Ansible Role freeipa_client¶
This role installs and configures FreeIPA as a client.
Mandatory Requirements¶
Install the ansible-freeipa Ansible Collection on the Ansible control node. This can be done by calling
ansible-galaxy collection install freeipa.ansible_freeipa.
Optional Role Variables¶
freeipa_client__create_home_dir
Defines if PAM will be configured to create a users home directory if it does not exist.
Type: Bool.
Default:
true
freeipa_client__ipa_admin_user
The IPA admin user / Kerberos admin principal.
Type: Dictionary.
Default:
freeipa_client__ipa_admin_user:
username: 'admin'
password: '{{ freeipa_server__ipa_admin_password }}'
Subkeys:
username:Optional. The admin username.
Type: String.
Default:
'admin'
password:Optional. The admin password.
Type: String.
Default:
'{{ freeipa_server__ipa_admin_password }}'
Example:
# optional
freeipa_client__create_home_dir: true
freeipa_client__ipa_admin_user:
username: 'admin'
password: 'linuxfabrik'
Troubleshooting¶
Q: msg: Unable to discover domain, not provided on command line
A: Check your DNS server configuration - IN SOA and IN NS options, as well as a correct _ldap._tcp IN SRV 10 10 389 freeipa-server.example.com. in your forward zone.

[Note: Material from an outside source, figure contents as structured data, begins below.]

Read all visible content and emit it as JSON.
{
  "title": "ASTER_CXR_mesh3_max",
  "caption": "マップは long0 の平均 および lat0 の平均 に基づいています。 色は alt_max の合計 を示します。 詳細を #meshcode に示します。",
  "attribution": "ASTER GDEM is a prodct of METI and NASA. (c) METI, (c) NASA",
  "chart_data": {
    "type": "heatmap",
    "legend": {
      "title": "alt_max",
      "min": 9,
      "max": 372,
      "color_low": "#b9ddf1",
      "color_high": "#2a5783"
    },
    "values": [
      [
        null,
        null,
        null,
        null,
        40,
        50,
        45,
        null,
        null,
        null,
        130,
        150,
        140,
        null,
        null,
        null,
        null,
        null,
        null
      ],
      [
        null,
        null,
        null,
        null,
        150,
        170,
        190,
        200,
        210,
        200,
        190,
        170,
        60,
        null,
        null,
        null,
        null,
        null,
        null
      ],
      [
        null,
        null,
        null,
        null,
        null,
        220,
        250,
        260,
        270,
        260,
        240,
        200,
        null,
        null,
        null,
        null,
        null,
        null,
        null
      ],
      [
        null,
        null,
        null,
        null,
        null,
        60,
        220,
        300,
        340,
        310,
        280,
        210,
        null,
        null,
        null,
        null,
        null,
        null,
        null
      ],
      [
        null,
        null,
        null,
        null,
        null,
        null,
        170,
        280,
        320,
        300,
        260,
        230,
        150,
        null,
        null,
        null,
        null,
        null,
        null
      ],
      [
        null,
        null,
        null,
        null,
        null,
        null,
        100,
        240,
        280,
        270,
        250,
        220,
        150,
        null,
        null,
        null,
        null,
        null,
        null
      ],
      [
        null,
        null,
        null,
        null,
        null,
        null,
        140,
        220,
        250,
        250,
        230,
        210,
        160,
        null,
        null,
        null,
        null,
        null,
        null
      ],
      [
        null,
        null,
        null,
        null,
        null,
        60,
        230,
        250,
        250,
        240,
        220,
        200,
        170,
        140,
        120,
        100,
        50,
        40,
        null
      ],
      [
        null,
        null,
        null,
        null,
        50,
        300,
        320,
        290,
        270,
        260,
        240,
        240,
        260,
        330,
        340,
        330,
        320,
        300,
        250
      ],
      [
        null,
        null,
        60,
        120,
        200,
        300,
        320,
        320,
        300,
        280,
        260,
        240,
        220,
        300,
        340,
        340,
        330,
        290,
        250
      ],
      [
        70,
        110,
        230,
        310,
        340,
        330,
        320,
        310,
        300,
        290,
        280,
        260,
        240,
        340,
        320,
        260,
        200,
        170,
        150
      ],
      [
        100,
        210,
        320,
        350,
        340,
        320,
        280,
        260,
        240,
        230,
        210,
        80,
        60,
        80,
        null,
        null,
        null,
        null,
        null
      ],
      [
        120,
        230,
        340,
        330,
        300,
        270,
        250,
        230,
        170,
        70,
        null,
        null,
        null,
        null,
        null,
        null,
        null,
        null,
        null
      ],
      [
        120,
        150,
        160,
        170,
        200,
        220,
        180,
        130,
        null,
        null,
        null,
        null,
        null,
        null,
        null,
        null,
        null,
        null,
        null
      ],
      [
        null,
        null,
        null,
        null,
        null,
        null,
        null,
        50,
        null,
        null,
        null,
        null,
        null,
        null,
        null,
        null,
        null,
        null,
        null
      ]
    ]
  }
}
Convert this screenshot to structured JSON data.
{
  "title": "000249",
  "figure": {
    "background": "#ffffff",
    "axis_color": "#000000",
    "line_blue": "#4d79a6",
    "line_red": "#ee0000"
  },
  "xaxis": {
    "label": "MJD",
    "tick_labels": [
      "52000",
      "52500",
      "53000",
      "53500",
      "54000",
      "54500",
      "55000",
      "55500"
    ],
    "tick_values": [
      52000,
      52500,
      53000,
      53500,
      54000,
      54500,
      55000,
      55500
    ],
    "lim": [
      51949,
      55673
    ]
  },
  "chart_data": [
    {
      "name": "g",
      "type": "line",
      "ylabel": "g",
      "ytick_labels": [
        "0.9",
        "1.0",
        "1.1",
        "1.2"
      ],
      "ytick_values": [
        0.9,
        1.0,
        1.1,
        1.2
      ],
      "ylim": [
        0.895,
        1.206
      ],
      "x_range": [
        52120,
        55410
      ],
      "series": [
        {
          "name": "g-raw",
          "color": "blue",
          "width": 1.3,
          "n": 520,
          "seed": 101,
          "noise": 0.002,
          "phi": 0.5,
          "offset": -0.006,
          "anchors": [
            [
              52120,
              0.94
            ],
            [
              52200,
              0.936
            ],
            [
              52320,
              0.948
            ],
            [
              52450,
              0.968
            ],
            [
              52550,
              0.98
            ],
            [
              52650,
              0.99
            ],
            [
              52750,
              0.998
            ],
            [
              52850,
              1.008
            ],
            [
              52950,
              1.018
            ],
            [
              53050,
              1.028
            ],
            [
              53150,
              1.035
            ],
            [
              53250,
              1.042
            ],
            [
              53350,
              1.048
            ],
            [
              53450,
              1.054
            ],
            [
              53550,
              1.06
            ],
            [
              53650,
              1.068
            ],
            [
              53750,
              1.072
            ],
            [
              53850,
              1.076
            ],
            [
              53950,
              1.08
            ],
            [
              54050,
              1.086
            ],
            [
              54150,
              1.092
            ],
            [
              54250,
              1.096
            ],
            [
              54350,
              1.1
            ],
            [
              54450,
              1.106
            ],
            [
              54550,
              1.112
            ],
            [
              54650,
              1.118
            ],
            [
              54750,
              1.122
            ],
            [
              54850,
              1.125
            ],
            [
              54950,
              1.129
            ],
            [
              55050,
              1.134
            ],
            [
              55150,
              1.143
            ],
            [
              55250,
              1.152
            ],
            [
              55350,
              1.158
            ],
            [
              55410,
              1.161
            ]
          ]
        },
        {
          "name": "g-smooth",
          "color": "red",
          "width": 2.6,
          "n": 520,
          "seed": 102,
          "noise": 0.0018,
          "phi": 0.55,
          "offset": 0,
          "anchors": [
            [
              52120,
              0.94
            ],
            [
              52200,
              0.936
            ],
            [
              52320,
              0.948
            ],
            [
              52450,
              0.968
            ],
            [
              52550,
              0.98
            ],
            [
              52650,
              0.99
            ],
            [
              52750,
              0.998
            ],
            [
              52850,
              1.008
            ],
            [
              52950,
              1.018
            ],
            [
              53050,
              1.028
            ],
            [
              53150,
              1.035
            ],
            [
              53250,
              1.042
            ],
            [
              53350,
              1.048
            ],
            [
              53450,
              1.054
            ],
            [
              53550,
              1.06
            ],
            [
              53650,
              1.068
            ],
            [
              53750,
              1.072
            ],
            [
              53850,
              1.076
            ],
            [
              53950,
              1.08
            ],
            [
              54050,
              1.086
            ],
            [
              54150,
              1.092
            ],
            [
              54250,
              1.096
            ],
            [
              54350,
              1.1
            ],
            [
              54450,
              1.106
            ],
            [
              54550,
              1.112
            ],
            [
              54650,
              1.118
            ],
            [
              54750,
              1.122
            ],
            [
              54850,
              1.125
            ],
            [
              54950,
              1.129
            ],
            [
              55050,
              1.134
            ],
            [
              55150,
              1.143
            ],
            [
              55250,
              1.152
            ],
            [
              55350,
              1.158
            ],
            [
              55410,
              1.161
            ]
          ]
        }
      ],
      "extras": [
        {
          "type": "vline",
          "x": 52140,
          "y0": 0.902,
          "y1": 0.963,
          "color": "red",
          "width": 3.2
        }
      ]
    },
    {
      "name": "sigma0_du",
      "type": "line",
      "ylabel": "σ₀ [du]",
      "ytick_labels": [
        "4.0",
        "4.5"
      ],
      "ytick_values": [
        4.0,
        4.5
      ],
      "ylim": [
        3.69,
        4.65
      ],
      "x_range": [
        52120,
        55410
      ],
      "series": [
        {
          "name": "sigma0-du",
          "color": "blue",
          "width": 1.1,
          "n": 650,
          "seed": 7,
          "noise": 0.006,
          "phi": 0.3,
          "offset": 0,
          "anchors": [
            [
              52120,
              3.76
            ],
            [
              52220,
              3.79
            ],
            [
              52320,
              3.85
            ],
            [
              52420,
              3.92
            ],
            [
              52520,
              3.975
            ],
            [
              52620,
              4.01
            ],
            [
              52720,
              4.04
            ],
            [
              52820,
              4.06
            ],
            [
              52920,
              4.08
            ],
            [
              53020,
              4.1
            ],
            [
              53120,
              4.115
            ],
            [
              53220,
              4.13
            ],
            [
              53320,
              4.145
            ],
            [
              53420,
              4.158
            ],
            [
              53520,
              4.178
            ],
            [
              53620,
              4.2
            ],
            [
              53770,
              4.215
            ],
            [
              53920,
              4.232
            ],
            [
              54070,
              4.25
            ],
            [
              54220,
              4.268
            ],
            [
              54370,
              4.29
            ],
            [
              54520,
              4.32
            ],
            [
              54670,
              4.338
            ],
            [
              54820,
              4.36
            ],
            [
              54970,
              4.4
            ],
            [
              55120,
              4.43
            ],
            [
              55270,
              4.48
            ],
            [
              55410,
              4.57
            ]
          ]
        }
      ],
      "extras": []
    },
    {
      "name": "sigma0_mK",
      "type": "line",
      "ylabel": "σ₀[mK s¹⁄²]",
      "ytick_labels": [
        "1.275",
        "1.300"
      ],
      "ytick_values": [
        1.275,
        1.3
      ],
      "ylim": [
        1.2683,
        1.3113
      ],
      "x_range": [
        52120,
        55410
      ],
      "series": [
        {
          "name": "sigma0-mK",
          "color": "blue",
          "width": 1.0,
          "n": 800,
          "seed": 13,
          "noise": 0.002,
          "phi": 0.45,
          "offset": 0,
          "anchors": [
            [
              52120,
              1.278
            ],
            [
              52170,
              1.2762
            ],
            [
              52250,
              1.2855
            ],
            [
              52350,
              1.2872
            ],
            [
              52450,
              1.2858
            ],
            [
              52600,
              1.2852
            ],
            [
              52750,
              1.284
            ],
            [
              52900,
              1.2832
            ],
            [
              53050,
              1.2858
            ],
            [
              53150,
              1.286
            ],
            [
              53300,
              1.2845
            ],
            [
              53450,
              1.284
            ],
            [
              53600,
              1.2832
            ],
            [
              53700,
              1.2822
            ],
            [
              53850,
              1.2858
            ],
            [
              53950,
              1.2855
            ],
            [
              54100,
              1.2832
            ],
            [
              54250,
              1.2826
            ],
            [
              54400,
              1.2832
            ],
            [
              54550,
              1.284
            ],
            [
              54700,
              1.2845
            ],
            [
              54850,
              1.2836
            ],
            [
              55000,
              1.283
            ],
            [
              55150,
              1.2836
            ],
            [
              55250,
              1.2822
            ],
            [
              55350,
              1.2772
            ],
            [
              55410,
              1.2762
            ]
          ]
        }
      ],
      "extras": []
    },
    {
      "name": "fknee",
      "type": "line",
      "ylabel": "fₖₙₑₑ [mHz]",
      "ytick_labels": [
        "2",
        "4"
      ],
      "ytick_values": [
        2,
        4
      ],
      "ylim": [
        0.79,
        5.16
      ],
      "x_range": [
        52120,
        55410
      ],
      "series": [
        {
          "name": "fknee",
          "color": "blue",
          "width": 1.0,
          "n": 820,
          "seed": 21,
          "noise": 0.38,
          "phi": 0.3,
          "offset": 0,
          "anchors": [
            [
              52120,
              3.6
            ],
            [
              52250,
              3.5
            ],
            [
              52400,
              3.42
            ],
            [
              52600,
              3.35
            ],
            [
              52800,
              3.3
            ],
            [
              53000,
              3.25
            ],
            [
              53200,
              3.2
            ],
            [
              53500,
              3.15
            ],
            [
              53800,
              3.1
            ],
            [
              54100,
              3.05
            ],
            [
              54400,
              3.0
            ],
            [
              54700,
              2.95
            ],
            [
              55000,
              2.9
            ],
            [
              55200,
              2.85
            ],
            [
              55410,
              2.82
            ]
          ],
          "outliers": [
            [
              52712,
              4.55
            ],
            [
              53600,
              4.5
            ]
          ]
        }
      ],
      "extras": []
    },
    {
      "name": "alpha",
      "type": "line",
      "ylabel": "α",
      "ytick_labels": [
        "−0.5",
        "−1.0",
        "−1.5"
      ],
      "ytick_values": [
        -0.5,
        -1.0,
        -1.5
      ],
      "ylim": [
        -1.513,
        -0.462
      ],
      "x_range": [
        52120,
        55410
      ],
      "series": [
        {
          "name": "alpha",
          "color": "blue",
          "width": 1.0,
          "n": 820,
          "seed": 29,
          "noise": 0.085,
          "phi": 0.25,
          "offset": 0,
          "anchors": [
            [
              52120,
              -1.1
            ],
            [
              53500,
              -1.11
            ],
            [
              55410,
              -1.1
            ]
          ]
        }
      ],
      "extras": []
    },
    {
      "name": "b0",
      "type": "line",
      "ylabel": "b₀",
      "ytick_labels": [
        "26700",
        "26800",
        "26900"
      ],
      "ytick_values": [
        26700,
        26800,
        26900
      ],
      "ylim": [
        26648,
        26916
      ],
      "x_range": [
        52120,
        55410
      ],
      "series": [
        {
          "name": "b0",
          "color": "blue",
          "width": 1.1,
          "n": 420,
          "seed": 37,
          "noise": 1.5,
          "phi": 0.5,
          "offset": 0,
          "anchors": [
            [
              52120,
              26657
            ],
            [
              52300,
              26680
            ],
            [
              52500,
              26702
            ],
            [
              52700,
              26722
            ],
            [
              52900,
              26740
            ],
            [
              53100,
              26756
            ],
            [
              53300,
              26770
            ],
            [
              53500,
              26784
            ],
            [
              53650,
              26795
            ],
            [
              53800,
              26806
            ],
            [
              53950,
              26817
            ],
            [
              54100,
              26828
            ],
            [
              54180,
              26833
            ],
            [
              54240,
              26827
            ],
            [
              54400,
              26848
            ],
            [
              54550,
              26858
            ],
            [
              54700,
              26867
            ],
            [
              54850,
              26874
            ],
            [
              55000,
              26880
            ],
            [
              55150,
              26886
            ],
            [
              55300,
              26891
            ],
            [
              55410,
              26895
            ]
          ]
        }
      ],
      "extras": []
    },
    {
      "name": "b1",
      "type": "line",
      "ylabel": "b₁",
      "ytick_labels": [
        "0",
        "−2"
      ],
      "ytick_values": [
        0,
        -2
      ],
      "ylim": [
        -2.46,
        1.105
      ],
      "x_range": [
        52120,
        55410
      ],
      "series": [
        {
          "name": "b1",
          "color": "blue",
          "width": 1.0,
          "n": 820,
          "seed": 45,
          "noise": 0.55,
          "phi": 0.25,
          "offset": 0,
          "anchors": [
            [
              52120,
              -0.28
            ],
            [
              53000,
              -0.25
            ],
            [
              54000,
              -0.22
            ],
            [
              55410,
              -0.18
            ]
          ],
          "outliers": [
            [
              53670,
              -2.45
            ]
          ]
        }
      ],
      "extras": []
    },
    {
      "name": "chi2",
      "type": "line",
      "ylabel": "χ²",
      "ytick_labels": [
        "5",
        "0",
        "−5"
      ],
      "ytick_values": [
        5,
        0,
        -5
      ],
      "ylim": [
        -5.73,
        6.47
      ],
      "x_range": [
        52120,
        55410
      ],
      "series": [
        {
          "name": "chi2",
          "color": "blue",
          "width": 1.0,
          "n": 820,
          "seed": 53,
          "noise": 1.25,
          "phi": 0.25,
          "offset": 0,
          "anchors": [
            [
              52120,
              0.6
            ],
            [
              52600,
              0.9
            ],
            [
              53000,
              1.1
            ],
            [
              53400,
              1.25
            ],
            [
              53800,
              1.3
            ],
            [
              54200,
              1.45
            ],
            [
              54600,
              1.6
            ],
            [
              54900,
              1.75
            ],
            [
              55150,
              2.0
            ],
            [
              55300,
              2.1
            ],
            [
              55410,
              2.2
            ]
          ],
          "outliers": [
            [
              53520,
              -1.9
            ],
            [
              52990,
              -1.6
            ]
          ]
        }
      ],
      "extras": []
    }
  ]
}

Q: Joining realm failed: JSON-RPC call failed: Couldn't connect to server
A: Check firewall settings, perhaps a port like LDAP or HTTPS is blocked.
Q: msg: krb5.keytab missing! Retry with ipaclient_force_join=yes to generate a new one
A: Re-join an unprovisioned host: ansible-playbook ... --extra-vars='ipaclient_force_join=true'
Q: IPA client already installed with a conflicting domain
A: Follow Manually Unconfiguring Client Machines
Q: Kerberos authentication failed: kinit: Cannot read password while getting initial credentials
A: Check that your admin credentials have not expired by logging into the FreeIPA Web GUI.